Une histoire de famille
Le Volley Ball Club de Cambrai (VBCC) voit le jour en 1994 sous l’impulsion de Jean-Philippe Carrez, membre fondateur et grand habitué des terrains de volley du Cambrésis. Après dix années dans les méandres de la Nationale, le club accède à la deuxième division (Ligue B) et c’est alors que Jean-Michel Machut prend la direction du club. À ce même moment, en 2004, la décision est prise de créer le Cambrai Volley Élan du Cambrésis (CVEC) et ainsi de le dissocier du Volley Ball Club de Cambrai afin de distinguer la partie professionnelle de la partie amatrice du club. S’en suit une longue marche de seize années vers l’accession en Ligue A. Chaque saison, le club progresse dans l’antichambre de la première division sans jamais parvenir à obtenir son ticket d’accès vers celle-ci. Jusqu’à la saison 2019-2020 et un petit coup de pouce du destin… Le Cambrai Volley pointe en tête du classement lorsque apparait la pandémie de COVID-19 qui écourte le championnat, fige les tableaux et entérine la montée en Ligue A. En octobre 2020, c’est le grand saut. Le promu Cambrai découvre l’univers de la Ligue A pour la première fois de son histoire. L’an 1 de la vie du club en Ligue A se déroule comme dans un rêve. Terminant à la sixième place de la saison régulière grâce à quinze victoires, le Cambrai Volley s’ouvre les portes des Play-Offs. Après avoir éliminé Narbonne en quarts de finale, le club s’incline contre Cannes en demi-finales, mettant fin à son épopée.

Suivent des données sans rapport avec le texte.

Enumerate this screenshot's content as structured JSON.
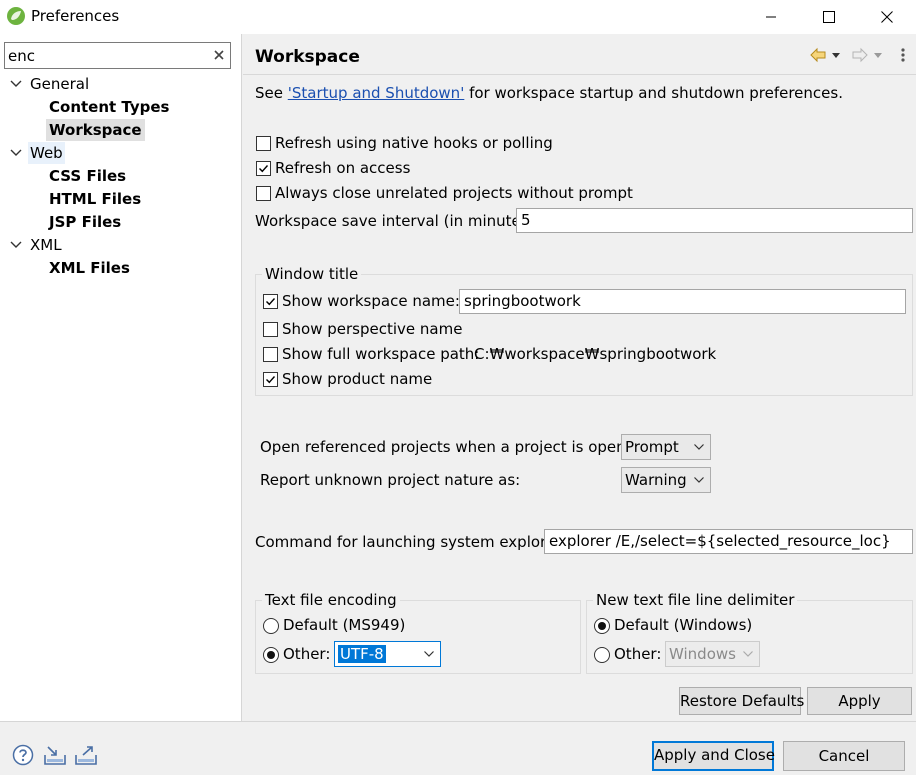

Cette saison, le Cambrai Volley continue son apprentissage « express » du plus haut-niveau. Avec une donnée importante qui vient s’ajouter à la saison précédente, le retour du public dans les salles : « C’est vrai que l’on pourrait dire qu’il s’agit de notre première véritable saison en Ligue A par rapport à la période COVID de l’année précédente », concède Gabriel Denys, avant d’enchaîner : « Le retour du public, c’est un vrai plus pour notre club ». En effet, Cambrai cultive son image de club familial au plus haut-niveau et s’en sert comme une force sur laquelle misent moins les autres équipes de Ligue A : « Nous faisons en sorte que les familles de joueurs se voient, que leurs enfants puissent aller dans les mêmes écoles et que les joueurs habitent au même endroit. Nous essayons de créer une osmose pour que chacun puisse vivre une belle aventure », abonde Gabriel Denys. Le ressenti est partagé par les plus fidèles supporters du club. Dans les travées de la salle Vanpoulle, Benoit – bénévole historique du club – nous confie : « Quand on voit les équipes à l’échauffement, on constate directement la différence de mentalité entre les grosses écuries du championnat et notre équipe. Les nôtres, ils se marrent à l’échauffement et échangent avec nous. Cette interaction entre supporters et joueurs est très agréable mais aussi assez unique ». Impression confirmée, lors du match face à Chaumont, quand Benoit interpelle Philipp Kroiss – libéro autrichien du Cambrai Volley – qui s’amuse avec un buzzer au bord du terrain : « Eh Pipo [surnom de Kroiss, ndlr], tu veux jouer à pouet-pouet ? ». Non loin de là, le fils de Benoit alimente le compte Instagram, qu’il a créé [Fan_Cambrai_Volley, ndlr], de clichés et de vidéos de l’entrée des joueurs sur le parquet.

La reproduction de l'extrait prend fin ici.